Court revelations highlight how Musk’s platform enabled and profited from spreading racial hatred
By: Sunder Katwala
“BRITISH people protecting mosques tonight will be deported with the Muslims when I take power. Traitors to your own. Unacceptable”. Brendan O’Rourke of Lincolnshire earned himself a three-year prison sentence for a fortnight of stirring up racial hatred.
He championed the violence, pledged to join in, threatened its opponents and warned his followers not to believe the official “cover up” stating that the Southport murderer was not a Muslim. O’Rourke also paid tribute to the man who made this incitement possible. “Elon Musk is a hero. We wouldn’t know half of what is going on if he hadn’t brought this app,” he posted on X (formerly Twitter), shortly before his arrest.
The court heard another reason why O’Rourke felt so personally grateful to Musk. His hateful X account generated a regular income stream from the platform’s payments to content creators. He told police it could be up to £1,400 a month. That sounds a surprising, perhaps exaggerated amount for posting escalating racial hatred to 90,000 users.
The court revelation that X subsidised these crimes shows the need to collect the evidence systematically. For every conviction involving online hatred, the relevant platform should be mandated to report on its history. Were any of the accounts that committed the crimes monetised? For how long – and how much? Was there any evidence of behaviour change or radicalisation? Had the platform received any prior complaints about the account – and did it uphold, reject or ignore them?
Online dynamics are one key to the paradox of racism in Britain in 2024: a society with fewer and fewer racists – decade by decade – yet with a wider experience and fear of racist abuse today than at the turn of the century.
There is a profound, positive attitudinal shift across generations, a result of more meaningful contact, from an earlier age, making the lived experience of ethnic contact an everyday norm. Yet, even as the recruitment rate into racism falls across generations, a shrinking, toxic group has become more virulent and violent.
I personally received more racist abuse in the past fortnight than at any other point in my lifetime. Online dynamics lower the barriers to racial hatred: anybody with a public profile is only one click away from the bigots and bots. This summer’s violence has dramatised the real-world dangers when racism festers online. The cliché that online platforms can only reflect prejudices which exist in society is trivially true, but dangerously misleading. The intense 24/7 milieus that normalise hate and socialise people towards violence can disrupt social norms – and mean shifting attitudes are not reflected in people’s lived experience.
It is good that 85 per cent of people opposed the violent disorder, but broad social norms are not enough. Around two per cent of people were elated by the racist violence.
Fringe platforms, such as Telegram and Gab, play a crucial role in enabling 24/7 networks to socialise violence among the fringe of the fringe.

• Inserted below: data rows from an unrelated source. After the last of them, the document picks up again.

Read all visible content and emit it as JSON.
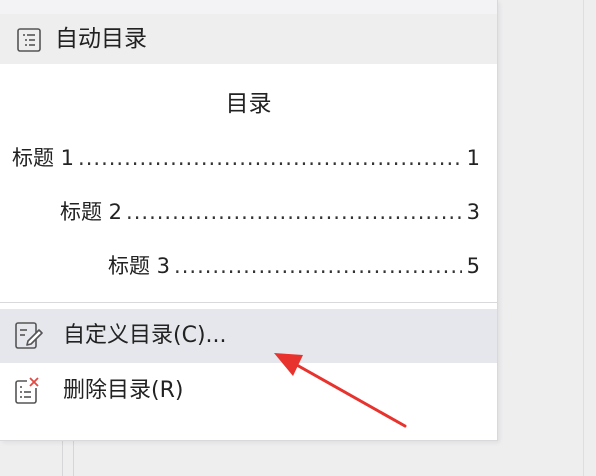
{
  "section": {
    "icon": "toc-list-icon",
    "label": "自动目录"
  },
  "preview": {
    "title": "目录",
    "entries": [
      {
        "text": "标题 1",
        "page": "1"
      },
      {
        "text": "标题 2",
        "page": "3"
      },
      {
        "text": "标题 3",
        "page": "5"
      }
    ],
    "dots": "........................................................................................................"
  },
  "menu": {
    "items": [
      {
        "label": "自定义目录(C)...",
        "icon": "edit-document-icon",
        "highlighted": true
      },
      {
        "label": "删除目录(R)",
        "icon": "delete-toc-icon",
        "highlighted": false
      }
    ]
  },
  "annotation": {
    "arrow_color": "#e8322d"
  }
}
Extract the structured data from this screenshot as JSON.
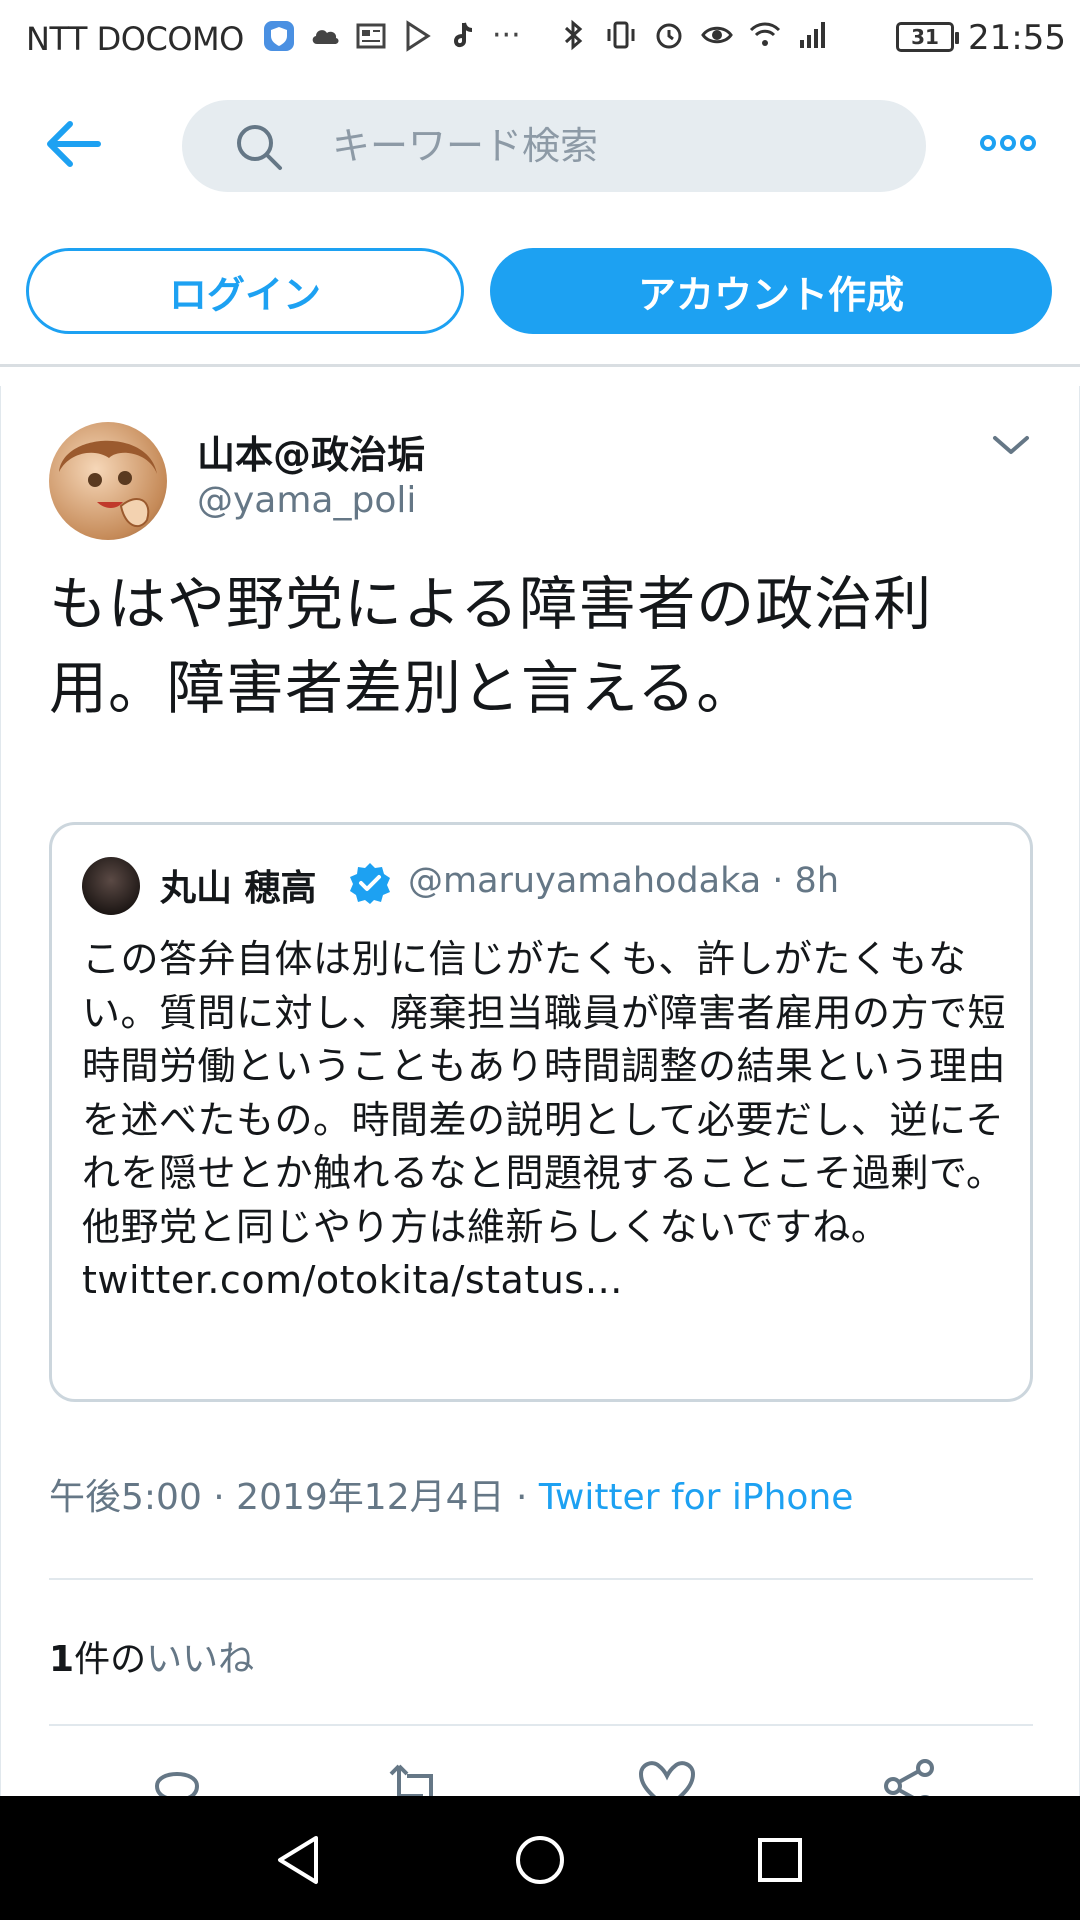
{
  "status_bar": {
    "carrier": "NTT DOCOMO",
    "battery": "31",
    "time": "21:55"
  },
  "header": {
    "search_placeholder": "キーワード検索"
  },
  "auth": {
    "login_label": "ログイン",
    "signup_label": "アカウント作成"
  },
  "tweet": {
    "display_name": "山本@政治垢",
    "handle": "@yama_poli",
    "text": "もはや野党による障害者の政治利用。障害者差別と言える。",
    "quote": {
      "display_name": "丸山 穂高",
      "handle_time": "@maruyamahodaka · 8h",
      "text": "この答弁自体は別に信じがたくも、許しがたくもない。質問に対し、廃棄担当職員が障害者雇用の方で短時間労働ということもあり時間調整の結果という理由を述べたもの。時間差の説明として必要だし、逆にそれを隠せとか触れるなと問題視することこそ過剰で。他野党と同じやり方は維新らしくないですね。",
      "link": "twitter.com/otokita/status…"
    },
    "meta_time": "午後5:00 · 2019年12月4日 · ",
    "source": "Twitter for iPhone",
    "likes_count": "1",
    "likes_mid": "件の",
    "likes_label": "いいね"
  },
  "colors": {
    "accent": "#1da1f2",
    "secondary_text": "#657786",
    "search_bg": "#e6ecf0"
  }
}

There is a strong case that Musk has been the most important amplifier of racial hatred in our country over the past 12 months. Musk may be at times an unwitting ally to those with a more lifelong commitment to fostering racial hatred, but he is a useful facilitator, nonetheless. This violence would have been unlikely to have had such speed, scale or reach without his decisions.
The social consequences of Musk arise from a combination of both his acts and his omissions since buying the Twitter platform. Twitter was making some progress against online hatred before Musk took over.
The shock of the Christchurch massacre saw individuals and groups who promote hatred and violence deplatformed. It finally became against the rules to tweet “the Jews/Muslims are vermin” from 2019 – a rule eventually extended to cover Asian and black people by 2021 too. Twitter’s UK executives made promises in parliamentary hearings to fill more glaring gaps in the rules once the racism against England’s footballers increased the profile of the issue.
Musk reversed that progress. He re-platformed Britain First and Patriotic Alternative – extreme groups whose core mission is to radicalise people towards inter-ethnic conflict. He quietly changed enforcement policies so most tweets found to break the platform’s rules on “hateful conduct” would not be removed, merely de-amplified. More important, he sacked most of Twitter’s safety staff, leaving the reporting system broken and understaffed, with networks of trolls and bots left to run amok.
Musk’s public reputation in Britain has nosedived since he bought Twitter. Some 64 per cent of the British public disapprove of the businessman, while just 17 per cent approve. He has declared civil war in the UK inevitable and challenged the prosecution of racist incitement.
That toxic reputation underlines why prime minister Sir Keir Starmer has no reason to shy away from the fight Musk has picked with him.
Democratic leaders should speak for the broad public consensus that major platforms must better contain racial hatred in order to maintain both their legal and social licence to operate.